As Gordon Brown formally announced the dissolution of parliament, the Prime Minister claimed that the Conservatives could not be trusted with the economy.
However, David Cameron said the public had a choice between a “fresh start” under his leadership, offering the country a vision of “hope and optimism” rather than five more years under Mr Brown.
The contrasting tone of the party leaders’ messages was used by George Osborne, the shadow chancellor, to set the scene for the fight ahead in the closest election campaign for almost 20 years. “Britain wants change but it’s going to be a big, hard-fought election,” said Mr Osborne.
“The battle is going to be between hope and fear – hope that the change that the Conservatives can bring can get our economy off its back and the fear of a Labour Government that will throw all sorts of scare stories at us.”
Mr Brown visited the Queen at Buckingham Palace on Tuesday to ask her to dissolve parliament with an election to be held on May 6.
Calling the poll the “most important election for a generation”, Mr Cameron broke with convention by making his opening election speech minutes before Mr Brown had formally announced the start of the campaign.
The Tory leader said: “If you vote Conservative, you are voting for hope, you are voting for optimism, you are voting for change, you are voting for the fresh start this country — our country — so badly needs.”
Mr Brown, who had pointedly assembled his Cabinet colleagues behind him outside No 10, then made his plea for Labour to be given an historic fourth term. In what will be seen as an acknowledgement of his unpopularity with voters, he said: “I am not a team of one.”
The Prime Minister, who is leading his party into an election for the first time, said: “Britain is on the road to recovery and nothing we do should put that recovery at risk.
“We will not allow 13 years of investment and reform in our public services, to build up the future of these great services, to be put at risk.”
Mr Brown recalled the action he had taken to tackle the financial crisis in 2008, suggesting that the Tories could not be trusted in a similar situation. “There will be many big challenges and many big decisions to make over the next few months upon which our future success depends,” he said.
Mr Brown also boasted about his “ordinary middle-class” background, a remark that will undoubtedly be seen as an attack on Mr Cameron’s “privileged” background. “I will never forget the values — doing the right thing, doing your duty, taking responsibility, working hard — that my parents instilled in me,” he said.
Nick Clegg, the leader of the Liberal Democrats, said the election would not be a “two-horse race” and his party had a genuine chance of significantly influencing the outcome.
Immediately after their speeches, Mr Brown, Mr Cameron and Mr Clegg set out on the campaign trail.

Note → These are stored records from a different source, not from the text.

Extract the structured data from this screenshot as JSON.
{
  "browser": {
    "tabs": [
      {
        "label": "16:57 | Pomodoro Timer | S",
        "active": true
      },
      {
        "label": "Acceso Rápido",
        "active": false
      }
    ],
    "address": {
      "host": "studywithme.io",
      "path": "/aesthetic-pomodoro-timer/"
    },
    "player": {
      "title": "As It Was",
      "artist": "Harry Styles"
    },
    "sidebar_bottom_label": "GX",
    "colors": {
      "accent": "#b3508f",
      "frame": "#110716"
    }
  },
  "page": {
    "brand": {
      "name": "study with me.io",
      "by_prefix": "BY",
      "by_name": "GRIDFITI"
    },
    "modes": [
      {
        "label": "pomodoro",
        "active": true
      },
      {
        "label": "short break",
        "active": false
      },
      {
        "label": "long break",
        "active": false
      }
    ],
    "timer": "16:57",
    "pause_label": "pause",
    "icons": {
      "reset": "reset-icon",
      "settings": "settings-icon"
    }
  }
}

The Prime Minister visited Kent and Essex, while the Tory leader met volunteers in Birmingham and Leeds.
Mr Cameron, 43, declared himself “daunted yet excited” by the start of the campaign. He is aware of the scale of the challenge facing him if he wants to become the first Tory Prime Minister since John Major and the youngest premier since Lord Liverpool in 1812.
To win a majority, the Conservatives have to achieve the biggest electoral swing in the party’s history, 6.9 per cent. Overall, they have to win an extra 117 seats. However, the party has been buoyed by the impact of their pledge to reverse Labour’s planned rise in National Insurance contributions and is preparing to release a new list of leading businessmen backing the policy.
Among them will be Bob Wigley, a former banker who has written a review of the City’s competitiveness for Boris Johnson, the Mayor of London; Tim Steiner, the chief executive of Ocado and Nick Robertson, the founder of the online fashion retailer Asos.com.
In a speech to party supporters in Leeds last night, Mr Cameron warned that Labour would fight on its experience of government. “We all experienced their experience,” he said. “We were there when they doubled the national debt, when they brought in 178 tax rises, we were there for record youth unemployment. We were there when they sold the gold.
“We shouldn’t have to put up with what we’ve got. Britain deserves so much better than what we’ve got today.”
Today, the three party leaders will clash in a final Prime Minister’s Questions session in the Commons before Parliament is dissolved next Monday and the election campaign begins in earnest.